At The Dallas Morning News we have an established partnership with KXAS-TV, the local NBC affiliate, and a track record of award-winning joint investigations. If your newsroom doesn’t have that kind of partnership, consider building one. Even a temporary partnership will get your reporting in front of a wider audience. For this project, we linked to each other’s stories, batted ideas off one another and, at dallasnews.com, embedded the TV segments into the online series.

As well as distributing my Fellowship reporting in both The Dallas Morning News and KXAS-TV, I gave a heads up to our local NPR station, KERA, just before the series ran. An hour-long radio discussion about the Fellowship project hopefully raised awareness about tropical diseases in Texas and may have helped drive readers to the series.

2) Empower your audience.

We looped into a local citizen science project so that people who now knew how to identify the bugs that spread Chagas disease after reading our stories could send the critters into a lab at Texas A&M University’s College of Veterinary Medicine for testing. Experts there dissected the bugs, tested for the parasite, and were able to offer advice to anyone who may have been bitten.

Be aware of the potential impact of your reporting. The lab told us that after the series went online and aired on TV, they were inundated with phone calls, emails and bug specimens. And even four months later, our team is receiving emails from people who say they have found kissing bugs and have been bitten.

3) Experts are closer than you think.

Texas is home to the National School of Tropical Medicine, where world experts are working on vaccines to protect against neglected diseases (what they refer to as “diseases that keep poor people poor”). They’re an outspoken bunch and besides being leaders in this field, the experts connected us to other sources as well as patients living with these infections.

It turned out that articles I had read in medical journals a few years ago, the ones that had piqued my interest in tropical diseases in the U.S., were written by scientists in Texas. Of course we turned to sources from around the country, but the resources at hand in our state were immense and useful. The researchers at Texas A&M University even made this great interactive map that showed where kissing bugs have been found in Texas.

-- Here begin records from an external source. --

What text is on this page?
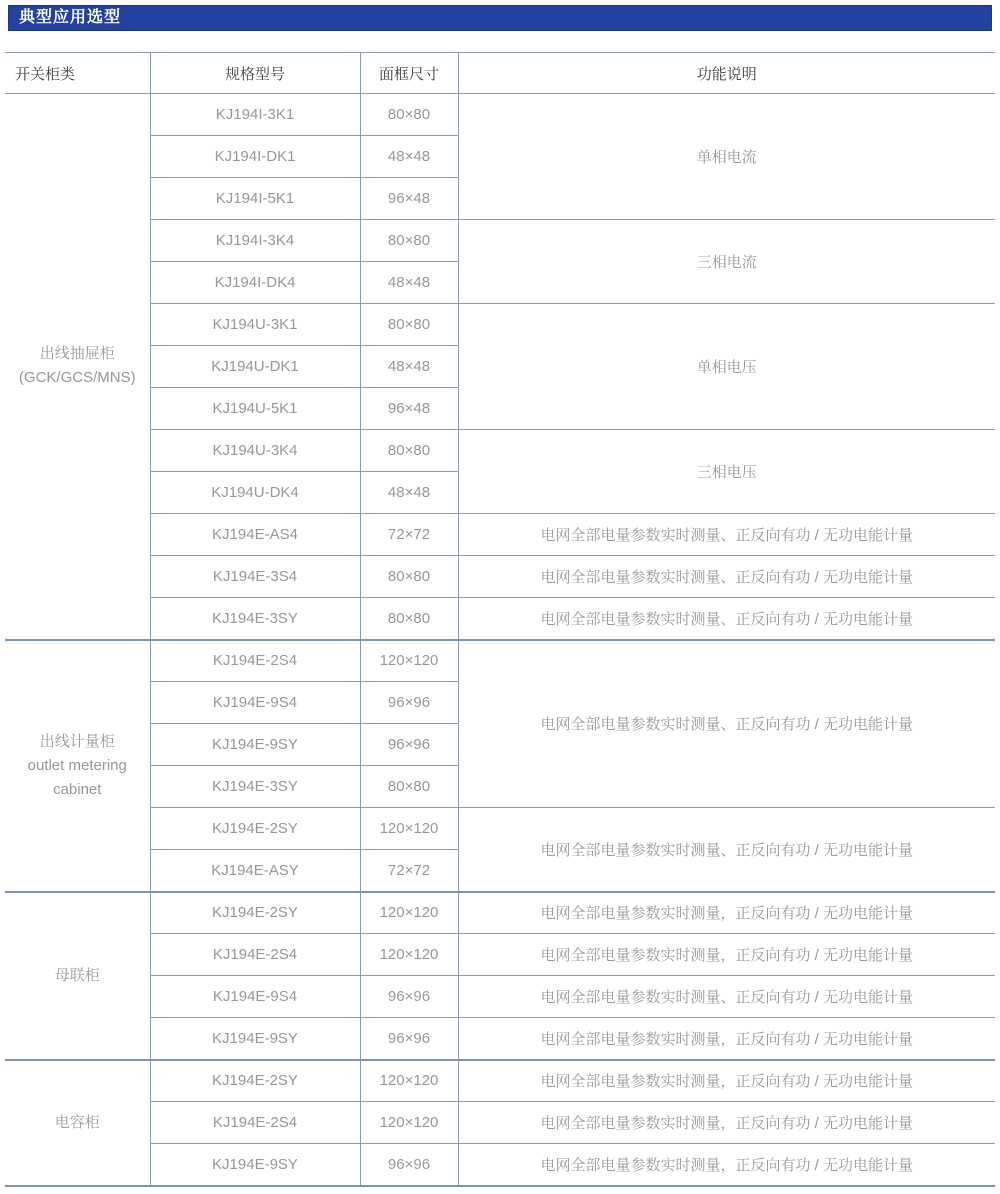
典型应用选型
开关柜类	规格型号	面框尺寸	功能说明

出线抽屉柜
(GCK/GCS/MNS)	KJ194I-3K1	80×80	单相电流
	KJ194I-DK1	48×48	
	KJ194I-5K1	96×48	
	KJ194I-3K4	80×80	三相电流
	KJ194I-DK4	48×48	
	KJ194U-3K1	80×80	单相电压
	KJ194U-DK1	48×48	
	KJ194U-5K1	96×48	
	KJ194U-3K4	80×80	三相电压
	KJ194U-DK4	48×48	
	KJ194E-AS4	72×72	电网全部电量参数实时测量、正反向有功 / 无功电能计量
	KJ194E-3S4	80×80	电网全部电量参数实时测量、正反向有功 / 无功电能计量
	KJ194E-3SY	80×80	电网全部电量参数实时测量、正反向有功 / 无功电能计量

出线计量柜
outlet metering
cabinet	KJ194E-2S4	120×120	电网全部电量参数实时测量、正反向有功 / 无功电能计量
	KJ194E-9S4	96×96	
	KJ194E-9SY	96×96	
	KJ194E-3SY	80×80	
	KJ194E-2SY	120×120	电网全部电量参数实时测量、正反向有功 / 无功电能计量
	KJ194E-ASY	72×72	

母联柜	KJ194E-2SY	120×120	电网全部电量参数实时测量，正反向有功 / 无功电能计量
	KJ194E-2S4	120×120	电网全部电量参数实时测量，正反向有功 / 无功电能计量
	KJ194E-9S4	96×96	电网全部电量参数实时测量、正反向有功 / 无功电能计量
	KJ194E-9SY	96×96	电网全部电量参数实时测量，正反向有功 / 无功电能计量

电容柜	KJ194E-2SY	120×120	电网全部电量参数实时测量，正反向有功 / 无功电能计量
	KJ194E-2S4	120×120	电网全部电量参数实时测量，正反向有功 / 无功电能计量
	KJ194E-9SY	96×96	电网全部电量参数实时测量，正反向有功 / 无功电能计量
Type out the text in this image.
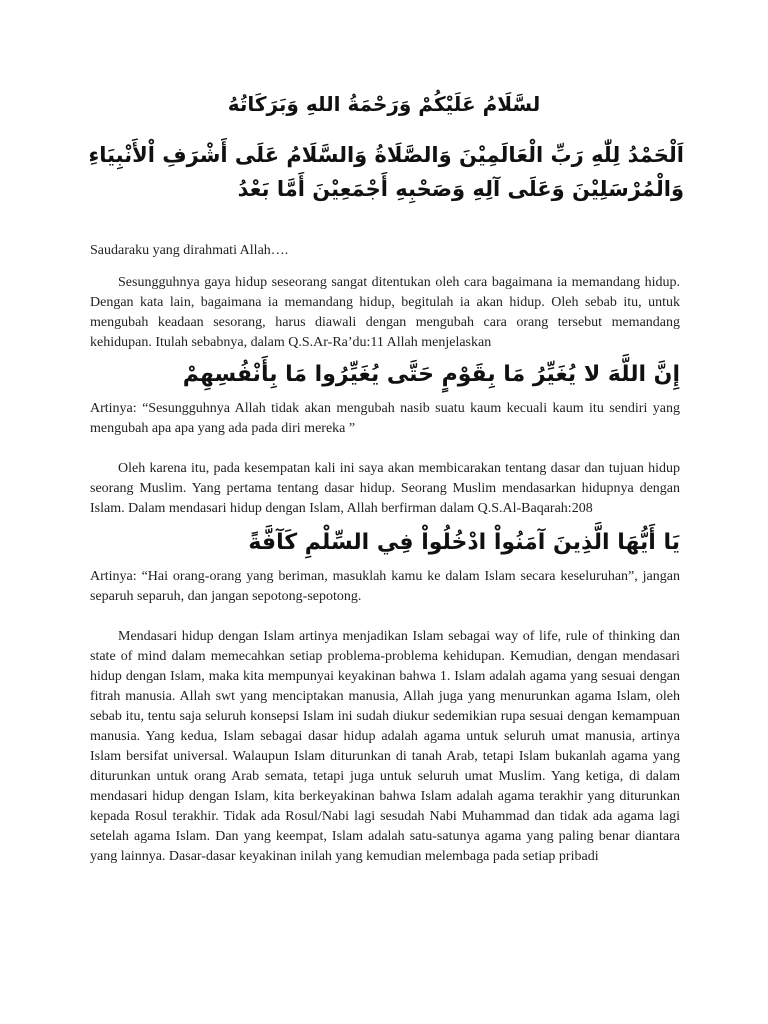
لسَّلَامُ عَلَيْكُمْ وَرَحْمَةُ اللهِ وَبَرَكَاتُهُ
اَلْحَمْدُ لِلّٰهِ رَبِّ الْعَالَمِيْنَ وَالصَّلَاةُ وَالسَّلَامُ عَلَى أَشْرَفِ اْلأَنْبِيَاءِ وَالْمُرْسَلِيْنَ وَعَلَى آلِهِ وَصَحْبِهِ أَجْمَعِيْنَ أَمَّا بَعْدُ

Saudaraku yang dirahmati Allah….

Sesungguhnya gaya hidup seseorang sangat ditentukan oleh cara bagaimana ia memandang hidup. Dengan kata lain, bagaimana ia memandang hidup, begitulah ia akan hidup. Oleh sebab itu, untuk mengubah keadaan sesorang, harus diawali dengan mengubah cara orang tersebut memandang kehidupan. Itulah sebabnya, dalam Q.S.Ar-Ra’du:11 Allah menjelaskan

إِنَّ اللَّهَ لا يُغَيِّرُ مَا بِقَوْمٍ حَتَّى يُغَيِّرُوا مَا بِأَنْفُسِهِمْ

Artinya: “Sesungguhnya Allah tidak akan mengubah nasib suatu kaum kecuali kaum itu sendiri yang mengubah apa apa yang ada pada diri mereka ”

Oleh karena itu, pada kesempatan kali ini saya akan membicarakan tentang dasar dan tujuan hidup seorang Muslim. Yang pertama tentang dasar hidup. Seorang Muslim mendasarkan hidupnya dengan Islam. Dalam mendasari hidup dengan Islam, Allah berfirman dalam Q.S.Al-Baqarah:208

يَا أَيُّهَا الَّذِينَ آمَنُواْ ادْخُلُواْ فِي السِّلْمِ كَآفَّةً

Artinya: “Hai orang-orang yang beriman, masuklah kamu ke dalam Islam secara keseluruhan”, jangan separuh separuh, dan jangan sepotong-sepotong.

Mendasari hidup dengan Islam artinya menjadikan Islam sebagai way of life, rule of thinking dan state of mind dalam memecahkan setiap problema-problema kehidupan. Kemudian, dengan mendasari hidup dengan Islam, maka kita mempunyai keyakinan bahwa 1. Islam adalah agama yang sesuai dengan fitrah manusia. Allah swt yang menciptakan manusia, Allah juga yang menurunkan agama Islam, oleh sebab itu, tentu saja seluruh konsepsi Islam ini sudah diukur sedemikian rupa sesuai dengan kemampuan manusia. Yang kedua, Islam sebagai dasar hidup adalah agama untuk seluruh umat manusia, artinya Islam bersifat universal. Walaupun Islam diturunkan di tanah Arab, tetapi Islam bukanlah agama yang diturunkan untuk orang Arab semata, tetapi juga untuk seluruh umat Muslim. Yang ketiga, di dalam mendasari hidup dengan Islam, kita berkeyakinan bahwa Islam adalah agama terakhir yang diturunkan kepada Rosul terakhir. Tidak ada Rosul/Nabi lagi sesudah Nabi Muhammad dan tidak ada agama lagi setelah agama Islam. Dan yang keempat, Islam adalah satu-satunya agama yang paling benar diantara yang lainnya. Dasar-dasar keyakinan inilah yang kemudian melembaga pada setiap pribadi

4) It won’t always work out the way you imagine.

I wanted to highlight the experiences of people with neglected tropical diseases who were living in poverty, since data show poor people are most at risk of infection and more likely to suffer long-term health effects.

Despite trips to county health clinics, calls to nonprofits and trying out a host of different strategies that I talked through with mentoring editor Diana Sugg, I failed to give a voice to the people most impacted by neglected tropical diseases in Texas.

The main character in my story, Candace, is a middle-class, white woman. Her experiences and her voice are incredibly powerful and important but I felt that I failed as a reporter by not giving a platform to disenfranchised communities.

But readers had a different take. People who thought these infections only affect the poor said Candace’s story made them assess their own risk and understand that the impact of these infections is felt by Texans from all backgrounds.